Vegas and colleagues22 reported that both methods were effective for the treatment of patients with small bone defects in their study that compared periosteal and corticoperiosteal MFC flaps. Periosteal flaps were able to completely cover the nonunion site, whereas the corticoperiosteal flaps did not; however, this did not cause adverse effects on the bone union. Hamada et al.20 compared periosteal bone flap with conventional iliac crest bone grafting in long-bone nonunion. According to their results, the average union time following periosteal flap was 2 months, compared with 5.5 months (p < 0.01), following iliac crest bone grafting. Choudry et al.19 achieved union at an average of 6.6 months in three patients, whereas Yoshida and colleagues16 achieved bone union in 7 months in one patient and 4 months in another one. In the study by Guzzini et al.21, the union was achieved after the femur nonunion operation with a pedicled periosteal flap in 3.5 months. The mean union time in our study was 5 ± 1 months.
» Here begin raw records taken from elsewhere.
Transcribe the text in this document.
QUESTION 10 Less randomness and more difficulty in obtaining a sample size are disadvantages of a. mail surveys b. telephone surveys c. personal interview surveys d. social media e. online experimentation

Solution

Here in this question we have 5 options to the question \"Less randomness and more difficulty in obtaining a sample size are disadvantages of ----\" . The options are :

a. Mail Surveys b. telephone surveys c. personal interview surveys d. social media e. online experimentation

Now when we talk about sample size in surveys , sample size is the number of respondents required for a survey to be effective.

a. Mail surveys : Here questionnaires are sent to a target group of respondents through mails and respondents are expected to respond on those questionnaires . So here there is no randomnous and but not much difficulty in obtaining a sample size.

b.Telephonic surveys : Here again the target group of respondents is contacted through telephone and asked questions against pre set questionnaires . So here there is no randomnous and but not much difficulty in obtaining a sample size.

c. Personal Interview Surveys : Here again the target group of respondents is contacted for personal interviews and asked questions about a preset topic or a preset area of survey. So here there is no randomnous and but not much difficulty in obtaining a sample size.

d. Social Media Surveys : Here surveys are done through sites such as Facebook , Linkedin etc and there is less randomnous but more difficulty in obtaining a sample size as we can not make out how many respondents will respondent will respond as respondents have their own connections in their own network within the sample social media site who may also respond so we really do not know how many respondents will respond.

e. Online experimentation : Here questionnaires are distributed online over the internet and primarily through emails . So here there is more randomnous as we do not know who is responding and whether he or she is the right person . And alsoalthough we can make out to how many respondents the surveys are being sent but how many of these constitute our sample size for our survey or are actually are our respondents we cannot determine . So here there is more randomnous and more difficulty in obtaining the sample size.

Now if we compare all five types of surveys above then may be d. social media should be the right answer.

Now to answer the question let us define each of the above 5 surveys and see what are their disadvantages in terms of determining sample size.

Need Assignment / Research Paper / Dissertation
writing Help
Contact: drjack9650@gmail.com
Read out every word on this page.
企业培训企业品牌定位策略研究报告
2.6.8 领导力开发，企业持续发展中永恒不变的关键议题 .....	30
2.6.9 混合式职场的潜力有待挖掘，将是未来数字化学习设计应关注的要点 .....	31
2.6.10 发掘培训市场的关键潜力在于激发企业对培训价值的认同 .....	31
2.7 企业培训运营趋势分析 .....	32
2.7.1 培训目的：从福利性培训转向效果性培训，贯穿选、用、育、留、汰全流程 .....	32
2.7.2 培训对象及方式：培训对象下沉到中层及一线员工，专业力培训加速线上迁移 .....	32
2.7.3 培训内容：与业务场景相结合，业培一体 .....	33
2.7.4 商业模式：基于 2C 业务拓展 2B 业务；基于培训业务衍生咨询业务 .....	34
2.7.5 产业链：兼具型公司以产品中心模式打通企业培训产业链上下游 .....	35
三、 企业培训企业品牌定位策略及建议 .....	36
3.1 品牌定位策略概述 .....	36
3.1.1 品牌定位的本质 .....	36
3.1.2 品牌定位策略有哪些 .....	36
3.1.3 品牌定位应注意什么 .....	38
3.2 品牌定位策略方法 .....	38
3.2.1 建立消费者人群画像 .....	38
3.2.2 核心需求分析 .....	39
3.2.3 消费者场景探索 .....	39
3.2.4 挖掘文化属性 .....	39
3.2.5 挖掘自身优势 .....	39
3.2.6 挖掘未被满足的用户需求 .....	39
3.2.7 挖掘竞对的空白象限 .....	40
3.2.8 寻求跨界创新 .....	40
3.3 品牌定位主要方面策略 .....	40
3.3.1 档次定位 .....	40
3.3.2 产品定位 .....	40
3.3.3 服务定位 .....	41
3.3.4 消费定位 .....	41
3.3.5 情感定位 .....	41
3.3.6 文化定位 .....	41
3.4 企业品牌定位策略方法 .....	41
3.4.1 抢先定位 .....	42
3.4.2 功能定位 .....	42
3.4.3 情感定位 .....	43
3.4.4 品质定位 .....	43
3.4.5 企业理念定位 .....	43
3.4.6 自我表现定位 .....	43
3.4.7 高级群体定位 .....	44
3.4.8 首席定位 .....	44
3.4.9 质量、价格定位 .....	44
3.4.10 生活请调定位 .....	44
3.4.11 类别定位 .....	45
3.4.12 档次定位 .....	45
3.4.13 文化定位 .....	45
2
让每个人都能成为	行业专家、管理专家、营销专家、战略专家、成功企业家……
The study by Aslantürk et al.23 focused on treating femoral nonunion using the sandwich technique with a strut allograft, achieving union in all 21 patients within 6.2 months. Despite the authors utilizing strut allografts in atrophic or oligotrophic nonunions, which do not inherently boost blood flow, satisfactory results and complete bone union were reported in all cases, with only one instance of superficial infection. However, only two patients in the study underwent multiple nonunion surgeries, distinguishing it from our research. In addition, the utilization of strut grafts in the mentioned study incurred a possible increase in treatment costs23. A notable drawback of our study, in comparison to the mentioned research, is that flap dissection involves a relatively more challenging technique and requires a learning curve.

Notwithstanding the favorable outcomes of our present study, it does not exclude limitations. First, our study is based on a retrospective design with small sample size and without a comparison group; since these cases are uncommon, gathering a large number of cases in a series is challenging. However, these limitations were mitigated by a long follow-up period, which was longer than the previously published studies.

In conclusion, the pedicled MFC flap for femur distal two-thirds has been effective in the treatment of recalcitrant femur nonunions without significant bone defect. There is no dependence on microvascular anastomosis. Besides, the operation time is relatively short, and the donor site morbidity is minimal. Surgeons may consider this flap as a useful reconstruction option for patients with previous failed femur nonunion treatments.